Opinión

¿Qué nos enseña una enfermedad de las plantas sobre la seguridad de privilegios en el endpoint?

Principal Sales Engineer de CyberArk.

A principios del siglo XX, surgió en Estados Unidos una enfermedad vegetal, la roya vesicular del pino blanco, poco conocida hasta ese momento, que comenzó a devastar rápidamente bosques enteros. A medida que la enfermedad se iba propagando por todo el país, el gobierno intervino para proteger la tambaleante industria maderera y prohibió el cultivo y la venta de grosellas y pasas.

Como anfitriones, estas plantas de bayas portaban la enfermedad sin sufrir daños, de tal manera que eran casi como una plataforma de lanzamiento para el virus. La idea era que, al eliminar estas dos plantas, la roya ampollosa del pino blanco ya no podría reproducirse e infectar a los pinos más vulnerables.

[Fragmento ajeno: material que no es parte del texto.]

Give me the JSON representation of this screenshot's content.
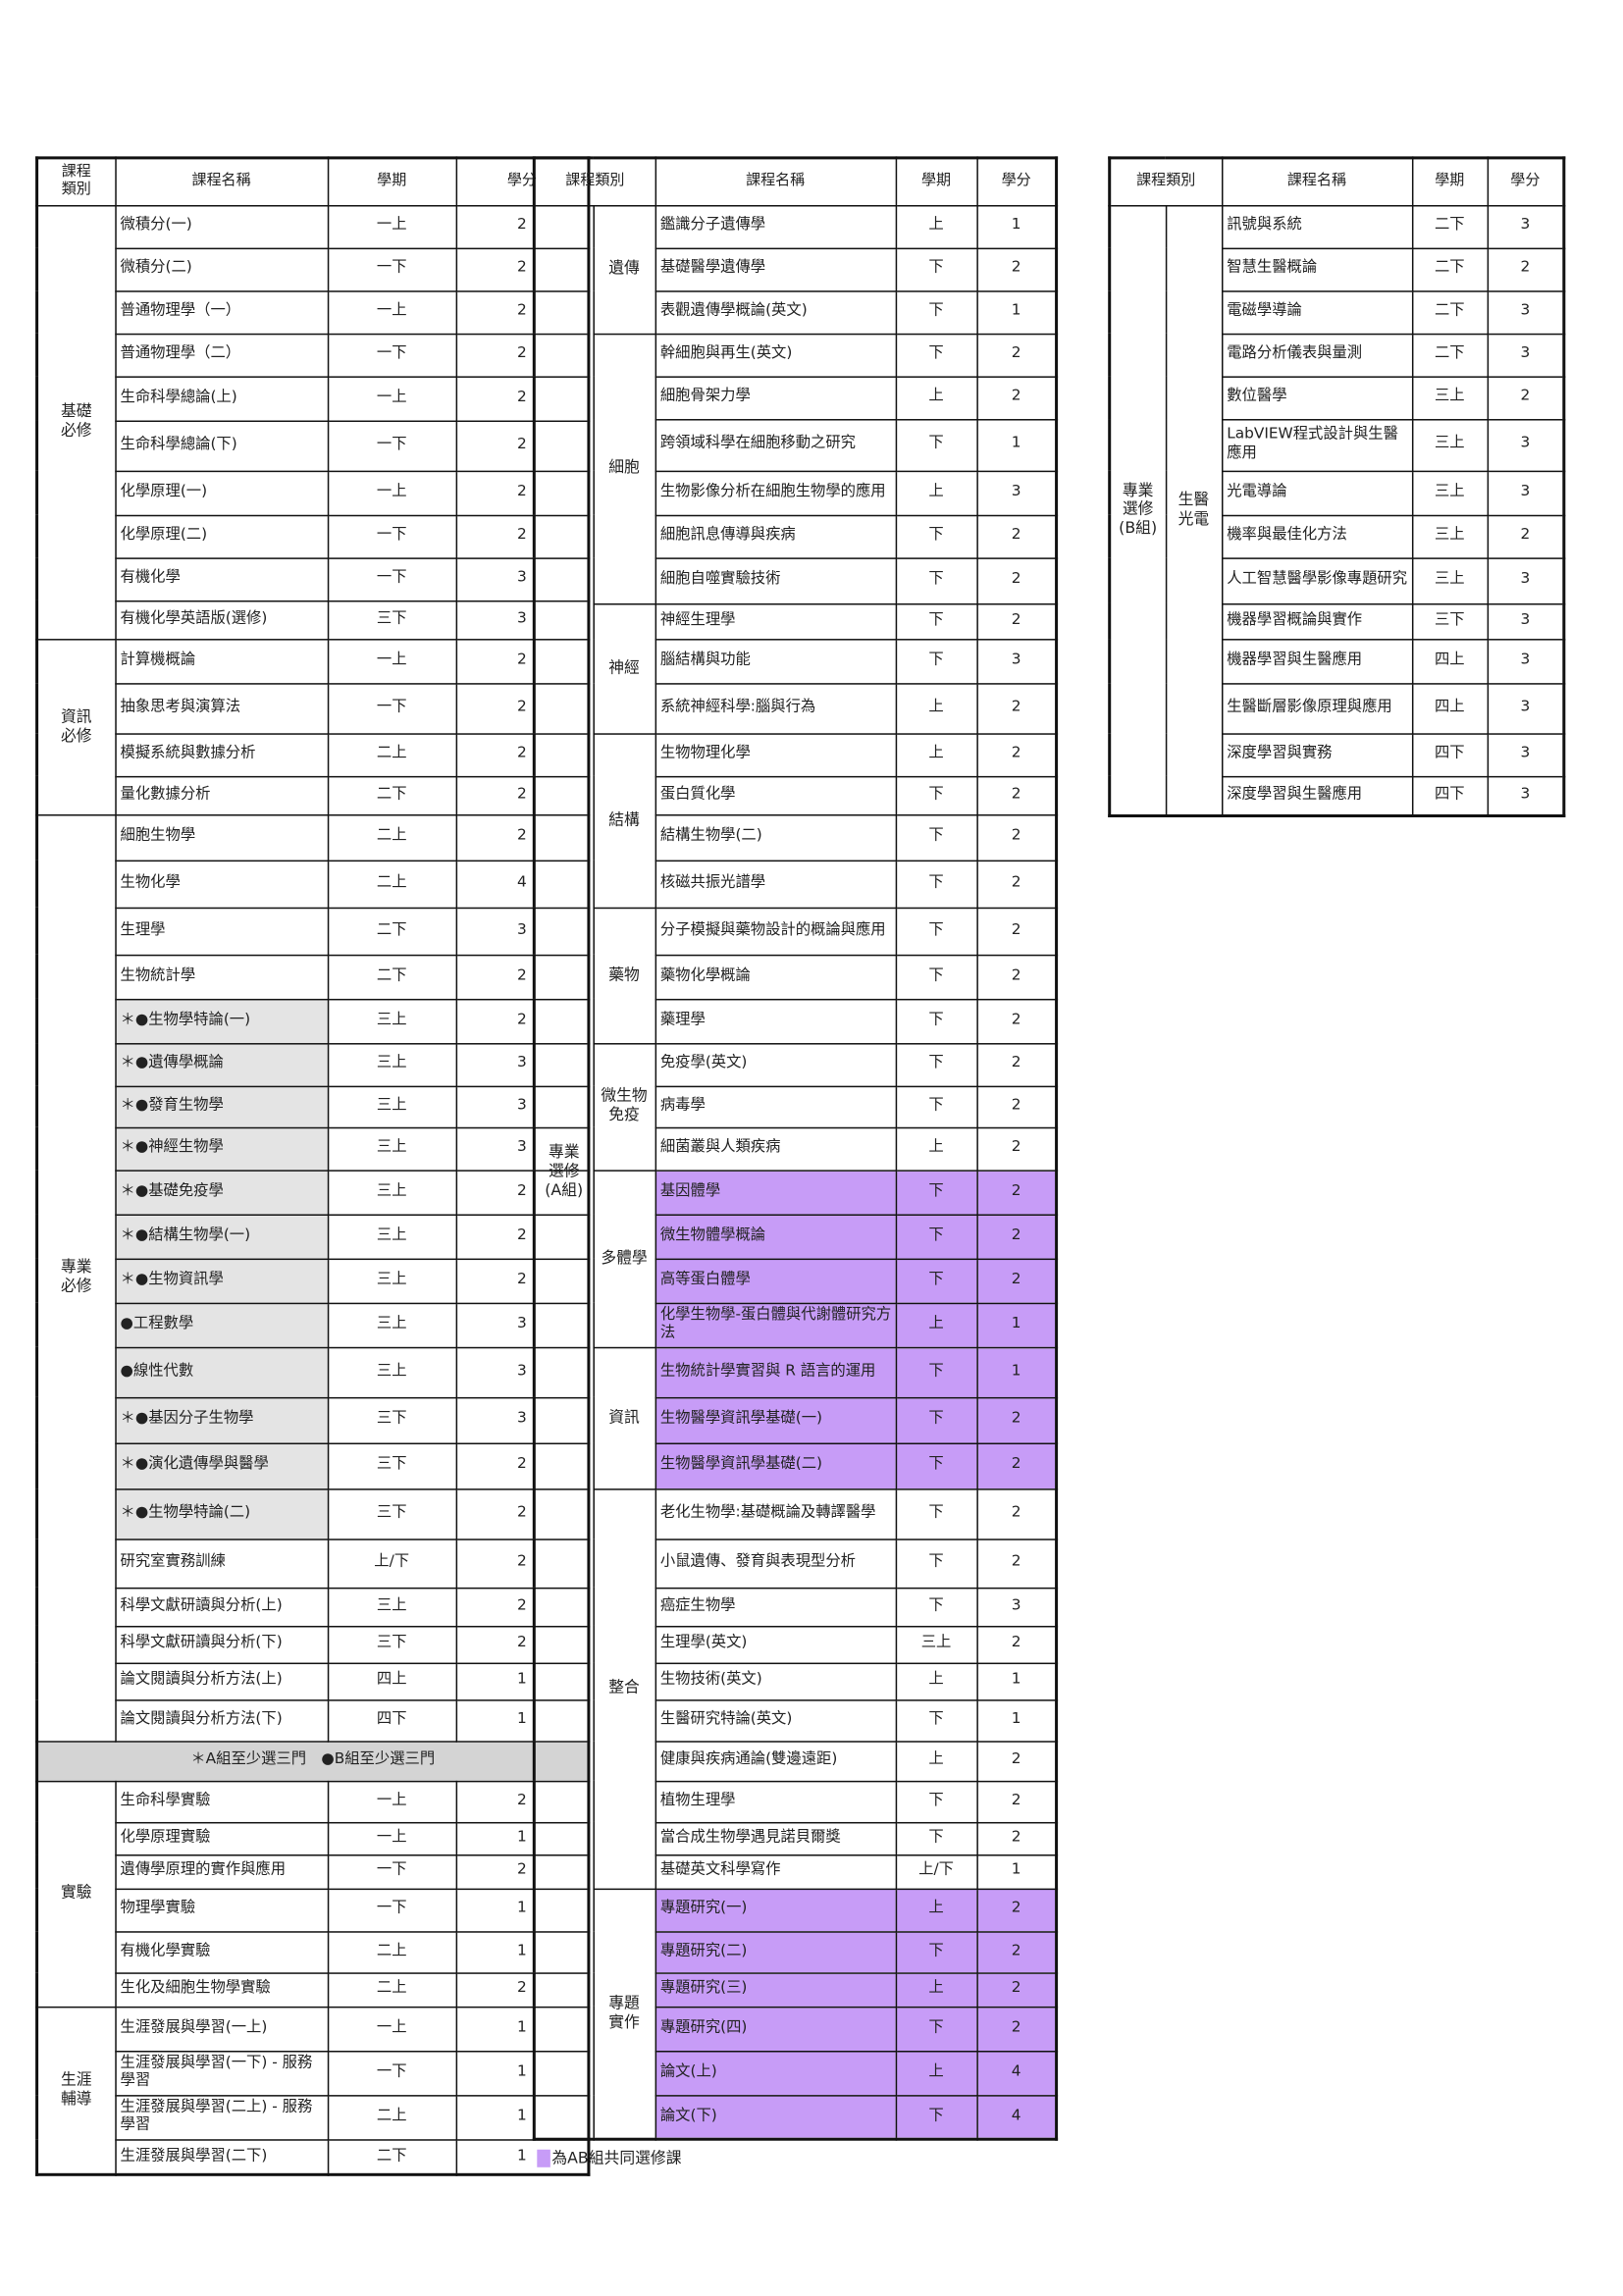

Los ciberintrusos suelen seguir un conjunto secuencial de pasos para ejecutar sus ataques. Y aunque existen muchos métodos, comprometer las identidades y abusar de las credenciales privilegiadas es una táctica especialmente productiva.

Una vulnerabilidad de Control de aplicaciones de Windows Defender (WDAC), publicada recientemente, ilustra la eficacia de este enfoque. Un atacante puede explotar esta falla en particular (CVE-2020-0951), ejecutar comandos en el endpoint  y eludir el sistema WDAC, destinado a bloquear la ejecución de software malicioso. Pero primero, el adversario debe obtener acceso privilegiado para lanzar el ataque, lo que subraya la necesidad de hacer cumplir la seguridad de privilegios en el endpoint.

Cómo reducir significativamente el riesgo de ransomware y otros ataques al endpoints, sin generar fricción entre los usuarios

Las cuentas privilegiadas existen en todas partes dentro de una organización. De hecho, muchas credenciales privilegiadas son software, sistemas y servidores empresariales integrados o codificados. Dado que las cuentas privilegiadas no se pueden erradicar por completo y son muy necesarias para respaldar un ecosistema de TI saludable, ¿cómo pueden coexistir pacíficamente en entornos que están constantemente en riesgo de amenazas, como por ejemplo, la propagación de ransomware que se origina en el endpoint? Y además, ¿qué tienen que ver los hongos de los árboles con la ciberseguridad?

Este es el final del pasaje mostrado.